For the full DeepSeek R1, you’ll need:
- Distributed GPUs or a setup with 400+ GB of combined VRAM/RAM
- High-core-count CPU
- Robust cooling and power supply
(source)
Popular Ways to Run These Models
1. Using Ollama
A common command-line tool for local inference:
ollama run deepseek-r1-7b
- Takes minutes to load the model
- Uses all available GPU/CPU resources
- Slower than cloud-based solutions
(guide)
2. Using LM Studio
A more user-friendly GUI-based approach:
- Easier Setup
- Less fuss with environment variables and dependencies
- Limitations
- Still resource-intensive
- Long conversations or large context windows can cause memory issues
The Reality Check
- You Cannot Run the Full 671B Model on a Typical Home PC
- It needs specialized hardware (multi-GPU systems with massive VRAM).

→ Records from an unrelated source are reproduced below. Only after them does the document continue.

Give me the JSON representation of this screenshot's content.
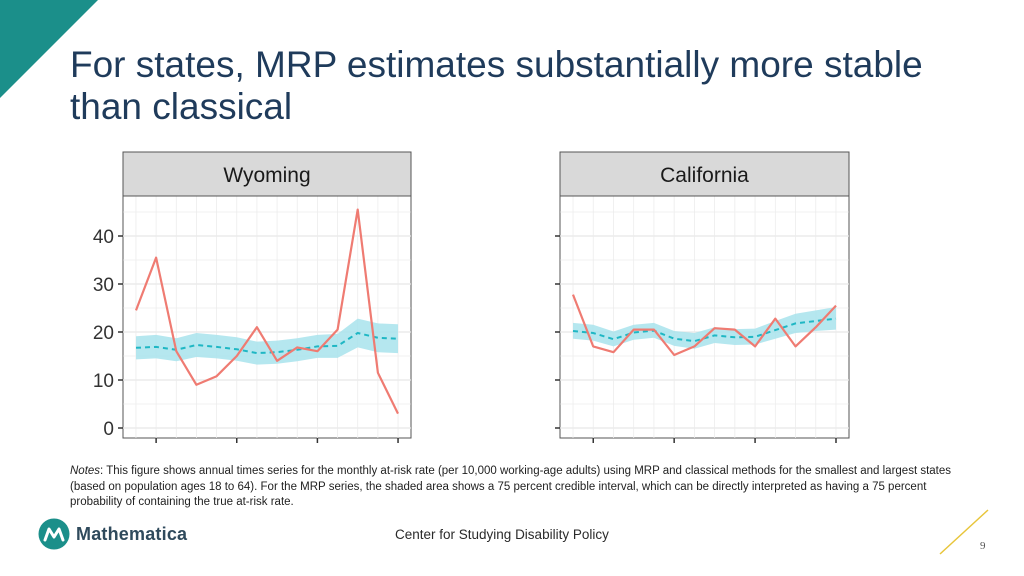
{
  "slide": {
    "title": "For states, MRP estimates substantially more stable than classical",
    "notes_label": "Notes",
    "notes_text": ": This figure shows annual times series for the monthly at-risk rate (per 10,000 working-age adults) using MRP and classical methods for the smallest and largest states (based on population ages 18 to 64). For the MRP series, the shaded area shows a 75 percent credible interval, which can be directly interpreted as having a 75 percent probability of containing the true at-risk rate.",
    "logo_text": "Mathematica",
    "footer_center": "Center for Studying Disability Policy",
    "page_number": "9",
    "colors": {
      "title": "#1f3b5b",
      "accent_teal": "#1b8f8a",
      "accent_gold": "#e8c53a",
      "classical_line": "#ef7b72",
      "mrp_line": "#1fb7c4",
      "mrp_band": "#a8e3ec"
    },
    "icons": [
      "teal-corner-triangle",
      "mathematica-logo-icon",
      "gold-slash-line"
    ]
  },
  "chart_data": [
    {
      "type": "line",
      "panel_title": "Wyoming",
      "x": [
        1,
        2,
        3,
        4,
        5,
        6,
        7,
        8,
        9,
        10,
        11,
        12,
        13,
        14
      ],
      "ylim": [
        0,
        48
      ],
      "y_ticks": [
        0,
        10,
        20,
        30,
        40
      ],
      "show_y_tick_labels": true,
      "grid": true,
      "series": [
        {
          "style": "solid",
          "values": [
            24.5,
            35.5,
            16,
            9,
            10.8,
            15,
            21,
            14,
            16.8,
            16,
            20.5,
            45.5,
            11.5,
            3
          ]
        },
        {
          "style": "dashed",
          "values": [
            16.7,
            16.9,
            16.3,
            17.3,
            16.9,
            16.4,
            15.6,
            15.8,
            16.3,
            17,
            17.1,
            19.8,
            18.8,
            18.6
          ],
          "band_low": [
            14.3,
            14.5,
            13.9,
            14.8,
            14.5,
            14.0,
            13.2,
            13.4,
            13.9,
            14.6,
            14.6,
            16.8,
            15.8,
            15.6
          ],
          "band_high": [
            19.1,
            19.4,
            18.7,
            19.8,
            19.4,
            18.9,
            18.0,
            18.2,
            18.7,
            19.4,
            19.6,
            22.8,
            21.8,
            21.6
          ]
        }
      ]
    },
    {
      "type": "line",
      "panel_title": "California",
      "x": [
        1,
        2,
        3,
        4,
        5,
        6,
        7,
        8,
        9,
        10,
        11,
        12,
        13,
        14
      ],
      "ylim": [
        0,
        48
      ],
      "y_ticks": [
        0,
        10,
        20,
        30,
        40
      ],
      "show_y_tick_labels": false,
      "grid": true,
      "series": [
        {
          "style": "solid",
          "values": [
            27.8,
            17,
            15.8,
            20.5,
            20.5,
            15.2,
            17,
            20.8,
            20.5,
            17,
            22.8,
            17,
            21,
            25.5
          ]
        },
        {
          "style": "dashed",
          "values": [
            20.2,
            19.8,
            18.5,
            19.9,
            20.3,
            18.6,
            18.1,
            19.3,
            18.9,
            19.0,
            20.4,
            21.8,
            22.3,
            22.8
          ],
          "band_low": [
            18.6,
            18.2,
            17.0,
            18.4,
            18.8,
            17.1,
            16.5,
            17.7,
            17.3,
            17.4,
            18.6,
            19.8,
            20.2,
            20.5
          ],
          "band_high": [
            21.9,
            21.5,
            20.1,
            21.5,
            21.9,
            20.2,
            19.8,
            21.0,
            20.6,
            20.7,
            22.3,
            23.8,
            24.5,
            25.2
          ]
        }
      ]
    }
  ]
}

- Distilled Models Are Plausible, but Lower-Performing
- Even so, a powerful GPU (e.g., RTX 3080 or better) is recommended.
- Plan for Slower Speeds and Higher Power Draw
- Especially for 32B and 70B models.
Conclusion: Tailor Your Approach
Whether you’re a developer, researcher, or enthusiast:
- Start Small
- Try 1.5B or 7B versions to see what your hardware can handle.
- Quantize Models
- Use 4-bit or 8-bit quantization if available, which reduces VRAM usage.
- Hybrid Solutions
- Use local models for privacy or small tasks, and fall back to the cloud for bigger jobs.
- Stay Skeptical of Overblown Claims
- Benchmarks matter more than marketing headlines.